Having large worlds in a game is a challenge on many levels, from storing the data, culling, instancing and coordinates. The traditional way to store the position of an object is usually based on float (single, 32bit). While this works ok for small levels of a few km, when the player (camera) is getting away from the global origin (0,0,0), jitter in the movement and positioning starts to appear due to the floating point precision.
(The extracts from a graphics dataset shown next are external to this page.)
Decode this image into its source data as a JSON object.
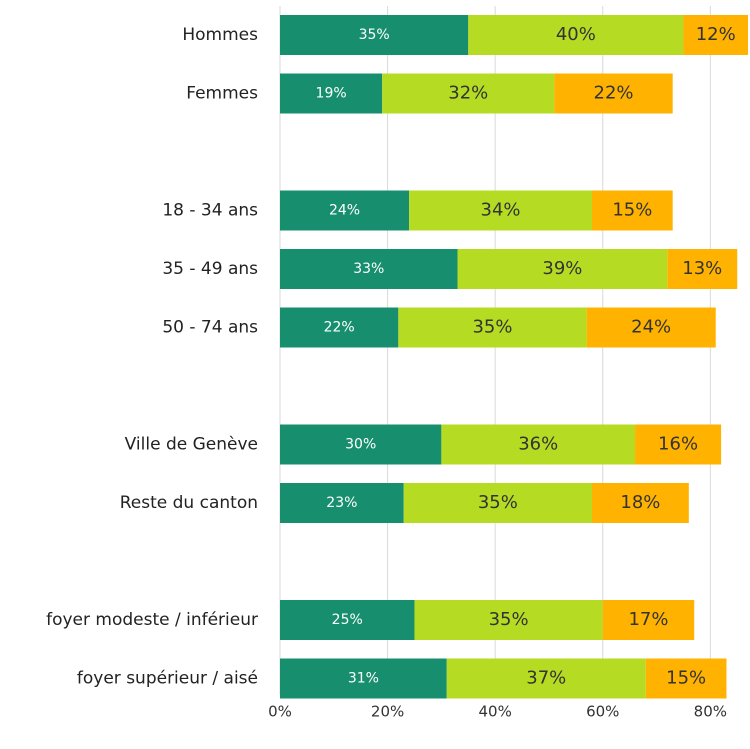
{
  "chart_data": {
    "type": "stacked-bar-horizontal",
    "categories": [
      "Hommes",
      "Femmes",
      null,
      "18 - 34 ans",
      "35 - 49 ans",
      "50 - 74 ans",
      null,
      "Ville de Genève",
      "Reste du canton",
      null,
      "foyer modeste / inférieur",
      "foyer supérieur / aisé"
    ],
    "series": [
      {
        "color": "#178f6f",
        "values": [
          35,
          19,
          null,
          24,
          33,
          22,
          null,
          30,
          23,
          null,
          25,
          31
        ],
        "value_labels": [
          "35%",
          "19%",
          null,
          "24%",
          "33%",
          "22%",
          null,
          "30%",
          "23%",
          null,
          "25%",
          "31%"
        ]
      },
      {
        "color": "#b5dc23",
        "values": [
          40,
          32,
          null,
          34,
          39,
          35,
          null,
          36,
          35,
          null,
          35,
          37
        ],
        "value_labels": [
          "40%",
          "32%",
          null,
          "34%",
          "39%",
          "35%",
          null,
          "36%",
          "35%",
          null,
          "35%",
          "37%"
        ]
      },
      {
        "color": "#ffb300",
        "values": [
          12,
          22,
          null,
          15,
          13,
          24,
          null,
          16,
          18,
          null,
          17,
          15
        ],
        "value_labels": [
          "12%",
          "22%",
          null,
          "15%",
          "13%",
          "24%",
          null,
          "16%",
          "18%",
          null,
          "17%",
          "15%"
        ]
      }
    ],
    "xlim": [
      0,
      87
    ],
    "xticks": [
      {
        "value": 0,
        "label": "0%"
      },
      {
        "value": 20,
        "label": "20%"
      },
      {
        "value": 40,
        "label": "40%"
      },
      {
        "value": 60,
        "label": "60%"
      },
      {
        "value": 80,
        "label": "80%"
      }
    ],
    "grid": true
  }
}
To fix this problem, there are several solutions available:
- have the world split into world axis aligned sectors (boxed areas), each with its own local coordinate system, player will move from sector to sector switching seamlessly its coordinate system to the current sector
- some games like Star Citizen have transformable zones, for example a space ship has its own zone, a planet its own zone and so on
- just use plain double (64bit floating point) to cover huge distances
I did not like the various areas and such for logic, seemed a bit complicated to manage. I like the idea of a flat space with 64bit floats. The main problem with this approach is that your math classes need to be in the double floating point and worse, the shaders also need to work in double. The math code in C++ maybe would be fine with double, but on the GPU, it will slow things down a lot and its not even practical (at least in the present day).
So, my solution is to keep the position of objects as double and when the scene is rendered from the camera position (which is also double), I would bring the visible range objects into a local 32bit float space near the camera (its position would be the current origin of the world). This way the math will be kept on 32bit float along with the shaders. The operation that needs to be done in 64bit float is the movement of objects, since their position is kept as double precision. Scale and rotation are local to objects and have not connection to the world coordinates. There might be other operations like ray casting into the world and various culling and checks, which can use the template matrix/vector/ray of 64bit float.
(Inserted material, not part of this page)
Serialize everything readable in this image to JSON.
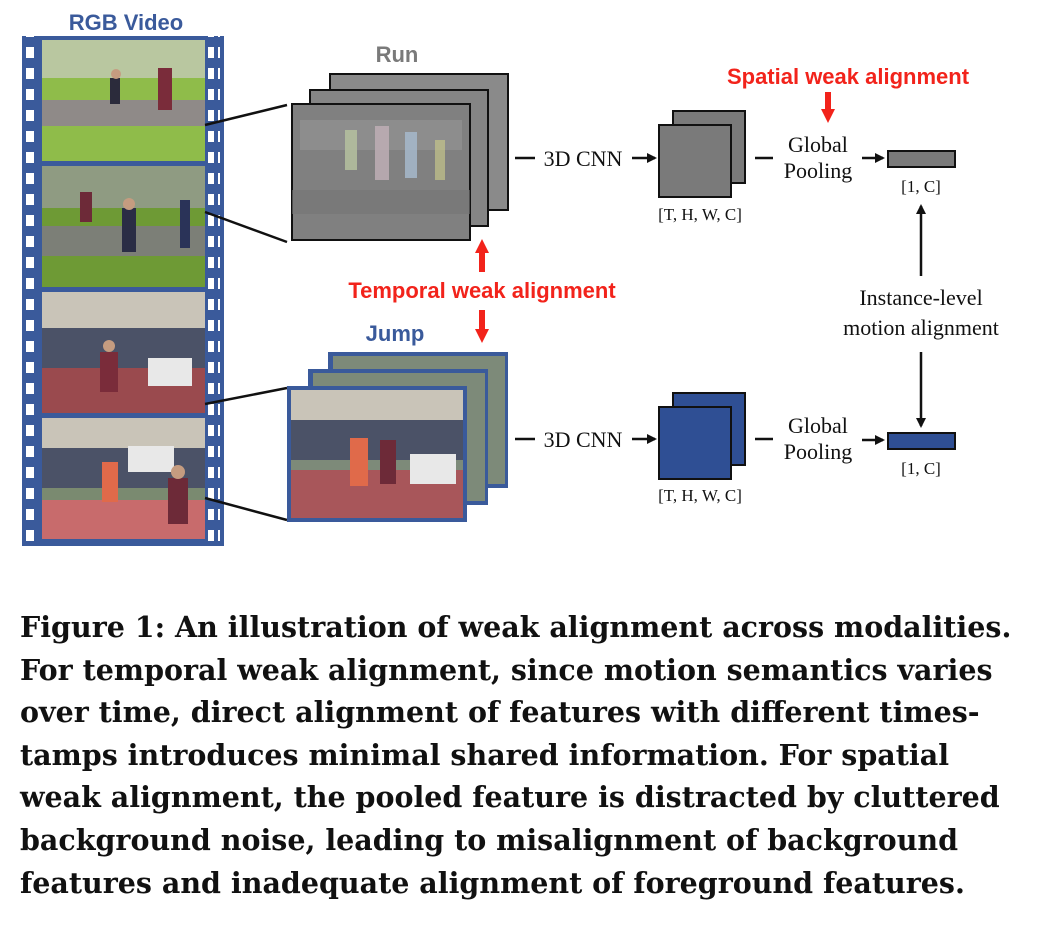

This scheme would allow a linear world without zone switching logic and the inherent issues or mistakes associated with that. The “32bit floatization” of the current camera surroundings would be transparent to the game logic coder. Since we are in the future, I would like to not use the hacks of the past and have the systems as linear as possible, especially now since we are not so much constrained hardware-wise, at least on several points.
I do not know how this will work with zooming and very far away objects (extra planetary objects on orbit or even far away planets or stars), but tests will check that out. The Z-buffer range is not enough for distant objects, a scaling technique or multi-pass rendering of the scene might be needed, along with the post-processing and other related things to be handled, but in the end I really want a zone-free system, at least transparent to the user.
The system is already implemented at the logic component level, there is still work to be done in the world renderer system.